Saturday, October 01, 2016

No weighing of aggravating factors in Jessica's Law sentencing

Christina M. Kerls won in State v. McCormick, No. 109,985 (Kan. Sept. 9, 2016), obtaining a new sentencing hearing in a Sumner County rape prosecution. The KSC affirmed Mr. McCormick's convictions, but remanded for resentencing because the district court improperly considered aggravating factors when determining whether to grant a departure in the case. The KSC applied a recent case (blogged about here) and held that the district court applied the wrong standard:
The manner in which a crime is committed and the circumstances inherent in the crime are not inevitably limited to the strict legal elements of the offense.
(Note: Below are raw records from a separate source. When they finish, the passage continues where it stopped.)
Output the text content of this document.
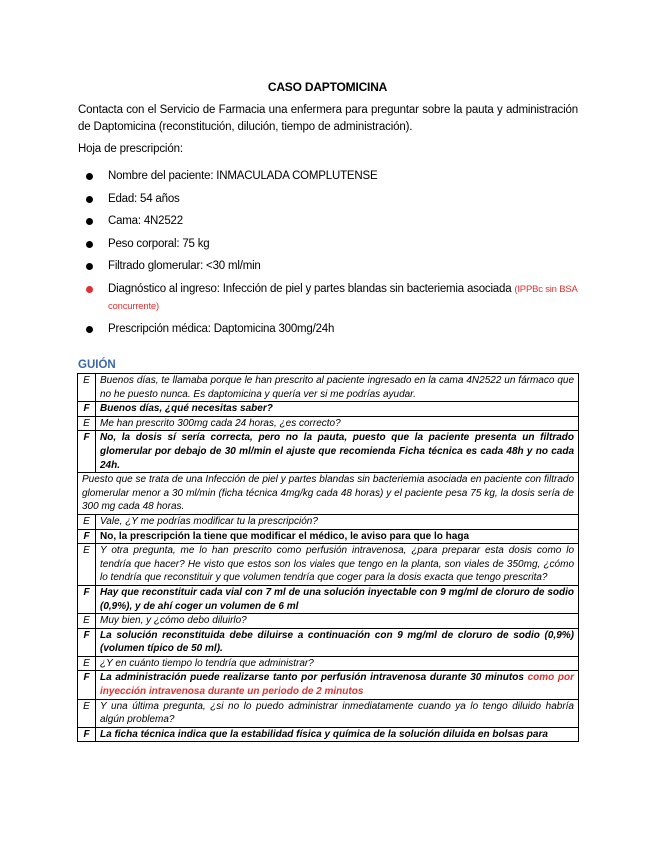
CASO DAPTOMICINA
Contacta con el Servicio de Farmacia una enfermera para preguntar sobre la pauta y administración de Daptomicina (reconstitución, dilución, tiempo de administración).
Hoja de prescripción:
Nombre del paciente: INMACULADA COMPLUTENSE
Edad: 54 años
Cama: 4N2522
Peso corporal: 75 kg
Filtrado glomerular: <30 ml/min
Diagnóstico al ingreso: Infección de piel y partes blandas sin bacteriemia asociada (IPPBc sin BSA concurrente)
Prescripción médica: Daptomicina 300mg/24h
GUIÓN
E	Buenos días, te llamaba porque le han prescrito al paciente ingresado en la cama 4N2522 un fármaco que no he puesto nunca. Es daptomicina y quería ver si me podrías ayudar.
F	Buenos días, ¿qué necesitas saber?
E	Me han prescrito 300mg cada 24 horas, ¿es correcto?
F	No, la dosis sí sería correcta, pero no la pauta, puesto que la paciente presenta un filtrado glomerular por debajo de 30 ml/min el ajuste que recomienda Ficha técnica es cada 48h y no cada 24h.
Puesto que se trata de una Infección de piel y partes blandas sin bacteriemia asociada en paciente con filtrado glomerular menor a 30 ml/min (ficha técnica 4mg/kg cada 48 horas) y el paciente pesa 75 kg, la dosis sería de 300 mg cada 48 horas.	
E	Vale, ¿Y me podrías modificar tu la prescripción?
F	No, la prescripción la tiene que modificar el médico, le aviso para que lo haga
E	Y otra pregunta, me lo han prescrito como perfusión intravenosa, ¿para preparar esta dosis como lo tendría que hacer? He visto que estos son los viales que tengo en la planta, son viales de 350mg, ¿cómo lo tendría que reconstituir y que volumen tendría que coger para la dosis exacta que tengo prescrita?
F	Hay que reconstituir cada vial con 7 ml de una solución inyectable con 9 mg/ml de cloruro de sodio (0,9%), y de ahí coger un volumen de 6 ml
E	Muy bien, y ¿cómo debo diluirlo?
F	La solución reconstituida debe diluirse a continuación con 9 mg/ml de cloruro de sodio (0,9%) (volumen típico de 50 ml).
E	¿Y en cuánto tiempo lo tendría que administrar?
F	La administración puede realizarse tanto por perfusión intravenosa durante 30 minutos como por inyección intravenosa durante un periodo de 2 minutos
E	Y una última pregunta, ¿si no lo puedo administrar inmediatamente cuando ya lo tengo diluido habría algún problema?
F	La ficha técnica indica que la estabilidad física y química de la solución diluida en bolsas para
But where, as here, the district judge explicitly referred to the piece of evidence that persuaded him as an "aggravating factor," we cannot be wholly confident that the statutory command not to conduct weighing of aggravators and mitigators was followed. As we said in Jolly, the sentencing judge may consider the manner in which a crime is committed and the circumstances inherent in the crime, as well as whether mitigators that are substantial and compelling justify a departure from Jessica's Law. But the judge may not weigh aggravators and mitigators. That is exactly what the judge himself said he was doing in this case.
As a result, the case was remanded for resentencing using the correct standard.